Adrianna, 14, is a student at Barnhill. Her counseling activities have taken her away from the future her parents wanted for her: medicine. “I like art and why shouldn’t I dedicate myself to it? I am sure that I want to work in something that interests me, salary is not my priority. I would like to design advertising campaigns, dedicate myself to creative design”, she says. A few weeks ago she participated in a field trip to Oxford University organized by the institute. “They told us what qualifications we need to get in. They value if you have leadership capacity.” Consider volunteering. She already knows how to make a resume, but she thinks it’s too soon.
“We considered that it was necessary to offer the youngest information on professional opportunities, the skills demanded by emerging industries, which are the ones that are going to offer them the most job opportunities in the future,” explains Jane Hubbuck, of the Department of Education of the British Government . “We have a lot of employers concerned that young people don’t see certain jobs as interesting, they don’t see the value in those sectors,” she adds. In 2014, they founded the agency The careers and enterprise company to connect employers and colleges (it already has 80 people on staff), which was responsible for creating the so-called career hubs, local networks in which schools, companies and volunteers meet to design orientation practices. 65% of the centers financed with public funds are integrated into one.

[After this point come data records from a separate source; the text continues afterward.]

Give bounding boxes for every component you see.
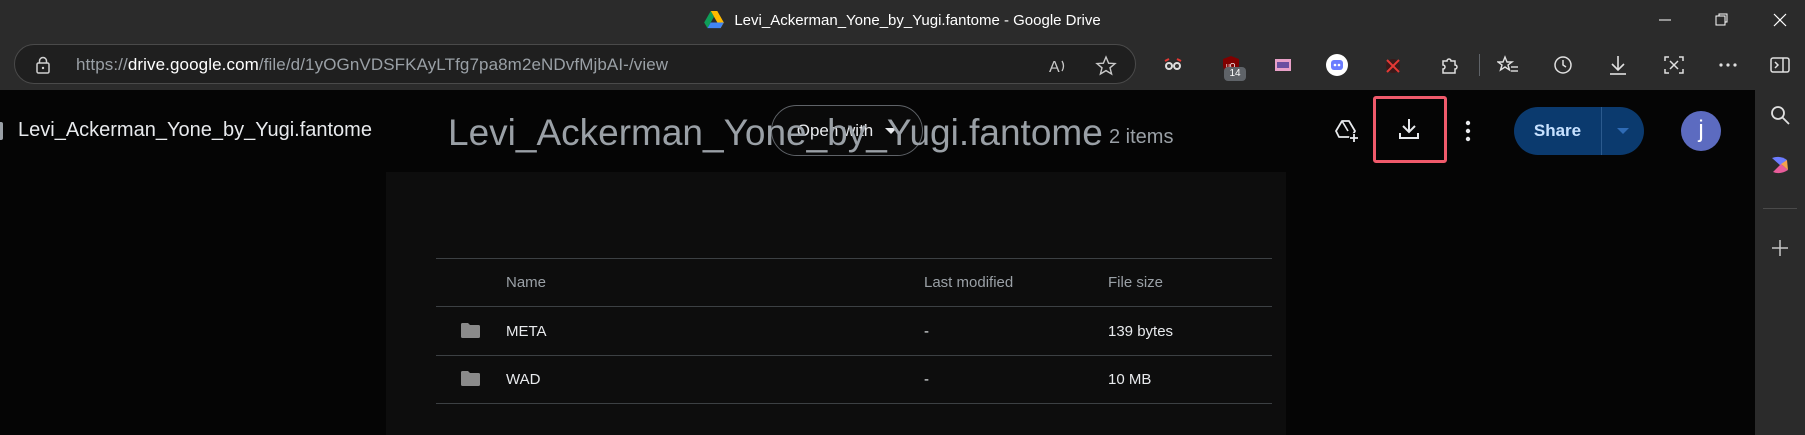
url-host: drive.google.com	[127, 55, 259, 74]
url-prefix: https://	[76, 55, 128, 74]
lock-icon[interactable]	[35, 56, 51, 74]
browser-sidebar	[1755, 90, 1805, 435]
extension-bot-icon[interactable]	[1324, 52, 1350, 78]
restore-button[interactable]	[1698, 0, 1746, 40]
window-title: Levi_Ackerman_Yone_by_Yugi.fantome - Goo…	[734, 11, 1101, 29]
read-aloud-icon[interactable]: A	[1047, 55, 1069, 77]
add-shortcut-button[interactable]	[1331, 115, 1363, 147]
row-divider	[436, 355, 1272, 356]
row-modified: -	[924, 371, 929, 388]
avatar[interactable]: j	[1681, 111, 1721, 151]
share-button[interactable]: Share	[1514, 107, 1644, 155]
sidebar-add-icon[interactable]	[1770, 238, 1790, 258]
row-name: WAD	[506, 371, 541, 388]
folder-preview-panel	[386, 172, 1286, 435]
column-header-modified[interactable]: Last modified	[924, 274, 1013, 291]
url-path: /file/d/1yOGnVDSFKAyLTfg7pa8m2eNDvfMjbAI…	[258, 55, 669, 74]
toolbar-separator	[1479, 54, 1480, 76]
extensions-puzzle-icon[interactable]	[1436, 52, 1462, 78]
browser-toolbar: https://drive.google.com/file/d/1yOGnVDS…	[0, 40, 1805, 90]
row-modified: -	[924, 323, 929, 340]
window-titlebar: Levi_Ackerman_Yone_by_Yugi.fantome - Goo…	[0, 0, 1805, 40]
favorite-star-icon[interactable]	[1095, 55, 1117, 77]
folder-icon	[461, 371, 480, 386]
sidebar-divider	[1763, 208, 1797, 209]
row-divider	[436, 306, 1272, 307]
share-dropdown[interactable]	[1602, 128, 1644, 134]
history-icon[interactable]	[1550, 52, 1576, 78]
sidebar-toggle-icon[interactable]	[1767, 52, 1793, 78]
folder-item-count: 2 items	[1109, 126, 1174, 148]
download-button[interactable]	[1393, 113, 1425, 145]
share-label: Share	[1533, 121, 1582, 140]
folder-title: Levi_Ackerman_Yone_by_Yugi.fantome	[448, 112, 1103, 153]
download-icon	[1399, 119, 1419, 139]
downloads-icon[interactable]	[1605, 52, 1631, 78]
google-drive-icon	[704, 11, 725, 29]
minimize-button[interactable]	[1641, 0, 1689, 40]
file-title: Levi_Ackerman_Yone_by_Yugi.fantome	[18, 119, 372, 141]
more-actions-button[interactable]	[1452, 115, 1484, 147]
row-name: META	[506, 323, 547, 340]
chevron-down-icon	[1617, 128, 1629, 134]
row-size: 139 bytes	[1108, 323, 1174, 340]
column-header-name[interactable]: Name	[506, 274, 546, 291]
copilot-icon[interactable]	[1769, 154, 1791, 176]
back-icon[interactable]	[0, 122, 3, 140]
add-to-drive-icon	[1335, 120, 1359, 143]
row-size: 10 MB	[1108, 371, 1152, 388]
extension-picture-icon[interactable]	[1270, 52, 1296, 78]
url-text[interactable]: https://drive.google.com/file/d/1yOGnVDS…	[76, 55, 668, 75]
extension-mask-icon[interactable]	[1380, 52, 1406, 78]
extension-glasses-icon[interactable]	[1160, 52, 1186, 78]
header-divider	[436, 258, 1272, 259]
close-window-button[interactable]	[1756, 0, 1804, 40]
svg-text:A: A	[1049, 59, 1060, 76]
folder-icon	[461, 323, 480, 338]
more-vert-icon	[1465, 120, 1471, 142]
ublock-badge: 14	[1224, 67, 1246, 81]
column-header-size[interactable]: File size	[1108, 274, 1163, 291]
sidebar-search-icon[interactable]	[1769, 104, 1791, 126]
window-title-group: Levi_Ackerman_Yone_by_Yugi.fantome - Goo…	[0, 0, 1805, 40]
more-menu-icon[interactable]	[1715, 52, 1741, 78]
row-divider	[436, 403, 1272, 404]
address-bar[interactable]: https://drive.google.com/file/d/1yOGnVDS…	[14, 44, 1136, 84]
screenshot-icon[interactable]	[1661, 52, 1687, 78]
favorites-icon[interactable]	[1495, 52, 1521, 78]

To audit the entire operation of the strategy, they launched the apps Compass, into which schools regularly enter data. This application allows the Government to know the destination of the students up to three years after finishing high school and to measure how many of the eight points are fulfilled in each center. “We do not look center by center, otherwise we would be encouraging them to inflate the results,” says Jane Hubbuck. The goal is not to compete.
The innovative Spanish model inspired by the Holman model
In the 2020-2021 academic year, the Bertelsmann Foundation and the Funda por Educar Foundation started the Xcelence-Schools that inspire project in 50 centers in disadvantaged neighborhoods in Madrid and Catalonia (35% concerted). Based on the eight points of the model devised by John Holman, they extended the axes to 10. The objective is to awaken vocations that are not limited by their social context. Funded by the consulting firm JP Morgan, it was evaluated in 2021 by UNED teachers. At the moment, they have only analyzed the skills that the new counselors have acquired. To see the progress in the students, at least three more courses are needed. “We have measured their empathy to relate to other teachers, their ability to x-ray the labor market or to encourage vocations in students and the result has been mostly positive,” says Arturo Galán, dean of the UNED Faculty of Education. In the 2022-2023 academic year they plan to be in 300 centers.
UNESCO recommends one school counselor for every 250 students but, according to data from the Ministry of Education, this ratio is exceeded in most Spanish institutes, even reaching one counselor for every 1,000 students.